Примечание переводчика: женщины говорят на плаутдиче, или нижненемецком, единственном известном им языке; на плаутдиче говорят и все жители колонии Молочна, хотя сегодня мальчиков обучают в школе начаткам английского, а мужчины еще немного знают испанский. Плаутдич – бесписьменный вымирающий средневековый язык, помесь немецкого, голландского, фризского и померанских диалектов. В мире очень мало людей, говорящих на плаутдиче, и каждый такой говорящий – меннонит. Я упоминаю об этом, поскольку должен объяснить: прежде чем занести что-либо в протокол, мне нужно быстро, в уме перевести слова женщин на английский, чтобы их записать.

И еще одно примечание, опять же не имеющее значения для женских дебатов, но необходимое для понимания того, почему я умею читать, писать и понимать по-английски: английский я выучил в Англии, куда моих родителей изгнал тогдашний епископ Молочны, Петерс-старший, отец Петерса, нынешнего епископа Молочны.

На четвертый год учебы в английском университете у меня случился нервный срыв (нарфа) и я оказался вовлечен в некую политическую деятельность, за что меня скоро исключили и на какое-то время посадили. Пока я сидел, умерла моя мать. Отец исчез за несколько лет до этого. У меня нет родных братьев и сестер, так как после моего рождения матери удалили матку. Словом, в Англии у меня не было никого и ничего, хотя в тюрьме по переписке мне удалось получить диплом. Очутившись в аховом положении, бездомный, полусумасшедший – или совсем сумасшедший, – я решил покончить с собой.

Выбирая способ самоубийства в публичной библиотеке, ближайшей к парку, который я сделал своим домом, я уснул. Спал я очень долго, в конце концов меня осторожно разбудила немолодая библиотекарша: мне пора идти, библиотека закрывается. Заметив мои слезы и расхристанный, отчаявшийся вид, она спросила, что случилось. Я сказал ей правду: я не хотел больше жить. Библиотекарша предложила пойти поужинать и, когда мы сидели в маленьком ресторанчике на другой стороне улицы, где располагалась библиотека, спросила, откуда я, из какой части света.

Из той, ответил я, которая создавалась, чтобы стать миром в себе, отдельно от мира.
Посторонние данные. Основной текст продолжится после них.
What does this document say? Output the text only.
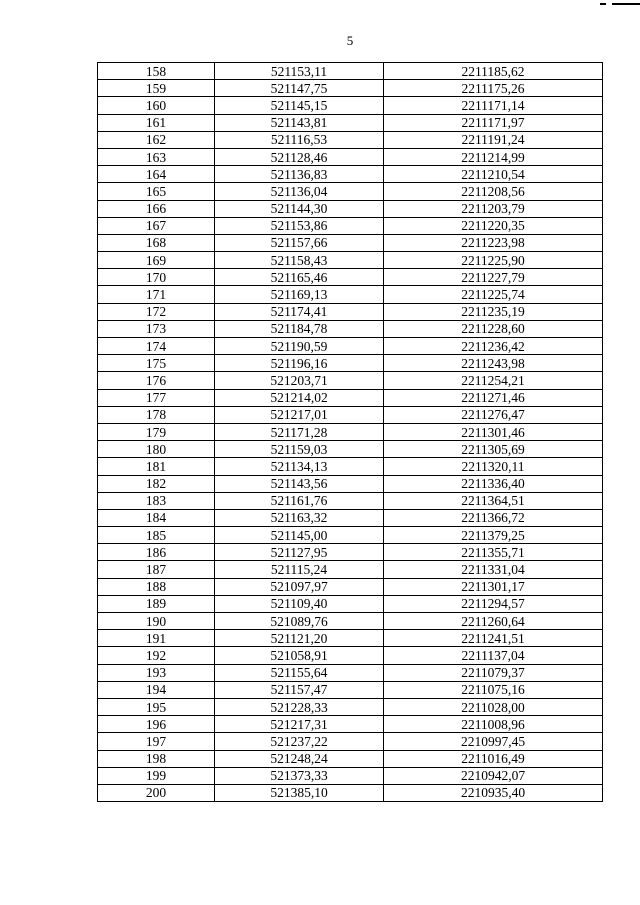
5
158	521153,11	2211185,62
159	521147,75	2211175,26
160	521145,15	2211171,14
161	521143,81	2211171,97
162	521116,53	2211191,24
163	521128,46	2211214,99
164	521136,83	2211210,54
165	521136,04	2211208,56
166	521144,30	2211203,79
167	521153,86	2211220,35
168	521157,66	2211223,98
169	521158,43	2211225,90
170	521165,46	2211227,79
171	521169,13	2211225,74
172	521174,41	2211235,19
173	521184,78	2211228,60
174	521190,59	2211236,42
175	521196,16	2211243,98
176	521203,71	2211254,21
177	521214,02	2211271,46
178	521217,01	2211276,47
179	521171,28	2211301,46
180	521159,03	2211305,69
181	521134,13	2211320,11
182	521143,56	2211336,40
183	521161,76	2211364,51
184	521163,32	2211366,72
185	521145,00	2211379,25
186	521127,95	2211355,71
187	521115,24	2211331,04
188	521097,97	2211301,17
189	521109,40	2211294,57
190	521089,76	2211260,64
191	521121,20	2211241,51
192	521058,91	2211137,04
193	521155,64	2211079,37
194	521157,47	2211075,16
195	521228,33	2211028,00
196	521217,31	2211008,96
197	521237,22	2210997,45
198	521248,24	2211016,49
199	521373,33	2210942,07
200	521385,10	2210935,40
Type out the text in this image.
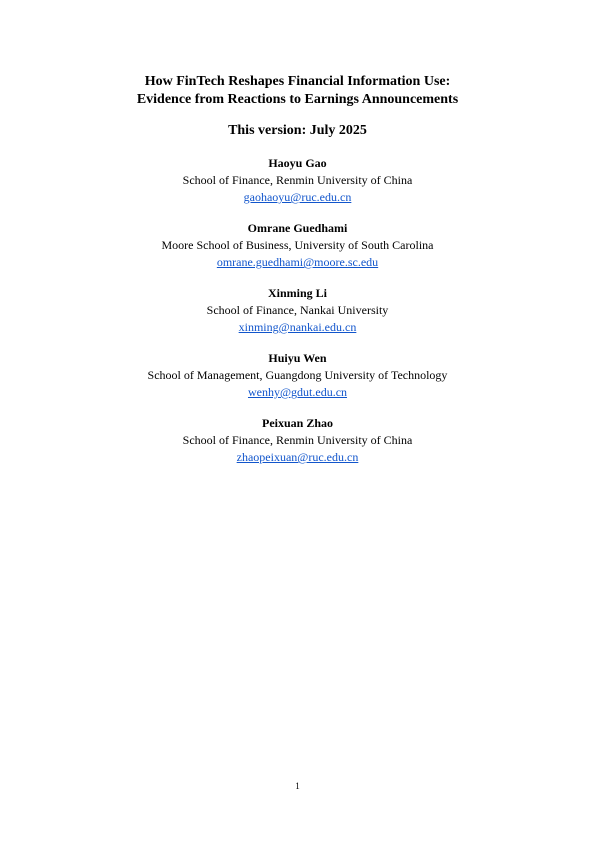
How FinTech Reshapes Financial Information Use:
Evidence from Reactions to Earnings Announcements

This version: July 2025

Haoyu Gao
School of Finance, Renmin University of China
gaohaoyu@ruc.edu.cn
Omrane Guedhami
Moore School of Business, University of South Carolina
omrane.guedhami@moore.sc.edu
Xinming Li
School of Finance, Nankai University
xinming@nankai.edu.cn
Huiyu Wen
School of Management, Guangdong University of Technology
wenhy@gdut.edu.cn
Peixuan Zhao
School of Finance, Renmin University of China
zhaopeixuan@ruc.edu.cn
1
В каком-то смысле, сказал я ей, мои (помню, я процедил слово «мои» с иронией, но мне тут же стало стыдно, и я про себя попросил прощения) не существуют, по меньшей мере все исходят из того, что их считают несуществующими.

Может быть, нужно не так уж много времени поверить, что ты действительно не существуешь, сказала библиотекарша. Или что твое реальное существование в теле – извращение.